Players to Watch, 2016-17: Jason Dickinson
Jun 16, 2016April 7, 2016 was the day everything came together for Jason Dickinson.
After scoring 231 points for the Ontario Hockey League’s Guelph Storm during his junior career, being tabbed as a first-round selection in the 2013 NHL Entry Draft, and skyrocketing up the AHL lineup in Cedar Park, Dickinson made his NHL debut for the Dallas Stars.
At 15:13 of the first period, he scored his first career NHL goal to give Dallas a 1-0 lead. He scored the goal against Colorado’s Calvin Pickard, a player he had beaten earlier in the season when the Texas Stars hosted San Antonio. In each game, Dickinson was the spark to lead his team to a win.
Jason Dickinson: By the Numbers |
“I thought he played well for his first NHL game,” added Dallas head coach Lindy Ruff.
“I think I blacked out there when the puck landed on my stick and I saw the empty net,” said the Georgetown, Ontario native after his first NHL game. “I just shoveled it on net. I didn’t think too much of it. I was just praying that it went in and, thankfully enough, it did.”
Hockey fans in Cedar Park had grown accustomed to seeing Dickinson produce at key moments throughout his first full season of pro hockey. After tasting things with a handful of AHL games at the conclusion of his OHL career in 2014-15, the 6-foot-1, 185-pound forward entered his rookie campaign with high expectations and did not disappoint.
Despite a somewhat slow start with just four points in his first nine games of the season, Dickinson turned up the production with 11 points in 11 November games. Then in January, he cemented himself in the conversation as one of the AHL’s top rookies with 16 points in 11 games. He scored nine goals over a nine-game stretch during that month, including three straight games with the deciding goal.
“Once you get in the groove you just keep playing, you just keep shooting,” said Dickinson last February. “Everything’s feeling great. You got a great handle on the puck. Everything you want to come out off of your stick is coming off right.”
The Stars’ Curtis McKenzie was the AHL’s Rookie of the Year after the 2013-14 season. By comparison, McKenzie never scored more than 12 points in a month during his rookie campaign.
Last season, the Texas Stars endured extended injuries to captain Travis Morin, Greg Rallo, Devin Shore and Justin Dowling, which opened the door for Dickinson. His 53 points were fourth on the team and seventh among AHL rookies. His 22 goals were tied for third on the team and fifth among AHL rookies. But while the offensive numbers are what make headlines, the 21-year-old’s defensive play is what rounds him out as an impact player. At one point in his junior career, the normally-positioned forward had to line up as a defenseman for a game – against the NHL’s 2015 first overall pick, Connor McDavid.

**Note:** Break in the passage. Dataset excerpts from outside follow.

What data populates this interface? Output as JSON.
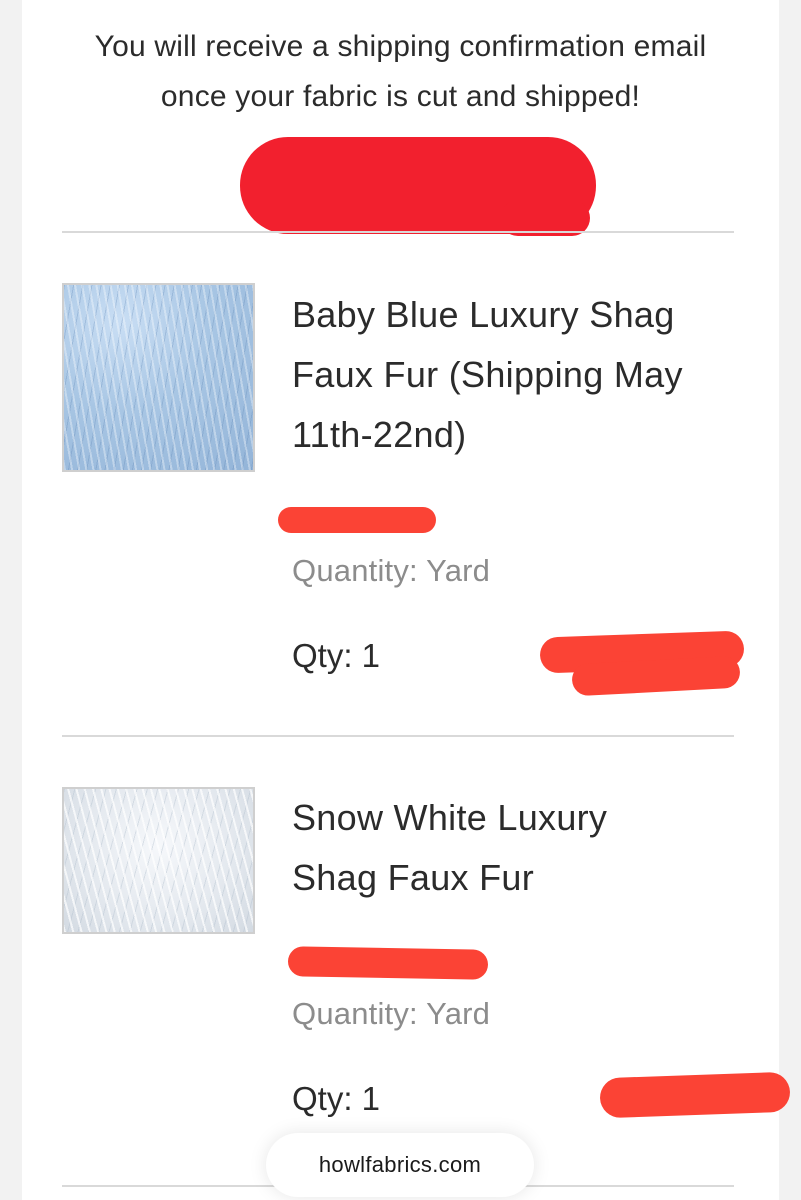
{
  "intro": {
    "line1": "You will receive a shipping confirmation email",
    "line2": "once your fabric is cut and shipped!"
  },
  "items": [
    {
      "title_lines": [
        "Baby Blue Luxury Shag",
        "Faux Fur (Shipping May",
        "11th-22nd)"
      ],
      "variant": "Quantity: Yard",
      "qty": "Qty: 1",
      "thumb_icon": "baby-blue-fur-swatch"
    },
    {
      "title_lines": [
        "Snow White Luxury",
        "Shag Faux Fur"
      ],
      "variant": "Quantity: Yard",
      "qty": "Qty: 1",
      "thumb_icon": "snow-white-fur-swatch"
    }
  ],
  "footer": {
    "domain": "howlfabrics.com"
  },
  "colors": {
    "redaction": "#f21f2d",
    "redaction_light": "#fb4335",
    "divider": "#d9d9d9",
    "text": "#2b2b2b",
    "muted_text": "#8c8c8c"
  }
}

“They just really challenge you and really push you,” said Dickinson on playing against elite players. “You got to learn at a young age at 16. Like, in Guelph I was thrown right into the fire at 16. You’re a young team so it took a lot of responsibility then, and you’ve got to learn right from there.”
Those early defensive lessons made him a fixture on the penalty kill for the majority of the 2015-16 campaign. By the end of the season, Dickinson was running the power play and taking defensive zone faceoffs. He finished tied for the team lead with four game-winning goals last year, and was tied for fourth in the league overall with three shorthanded tallies.
The five game-deciding goals Dickinson scored in 2015-16 were a microcosm of his season in Texas overall: one shorthanded, one on the power-play, two even-strength and one to win a shootout. He contributed to every facet of a hockey game and on April 7th Dallas Stars general manager Jim Nill had seen enough for that memorable first call-up and NHL debut.
It’s only a matter of time before Jason Dickinson is a fixture in the Dallas Stars lineup, especially on the penalty kill. But for the time being, he is a player to watch in Texas for the 2016-17 season.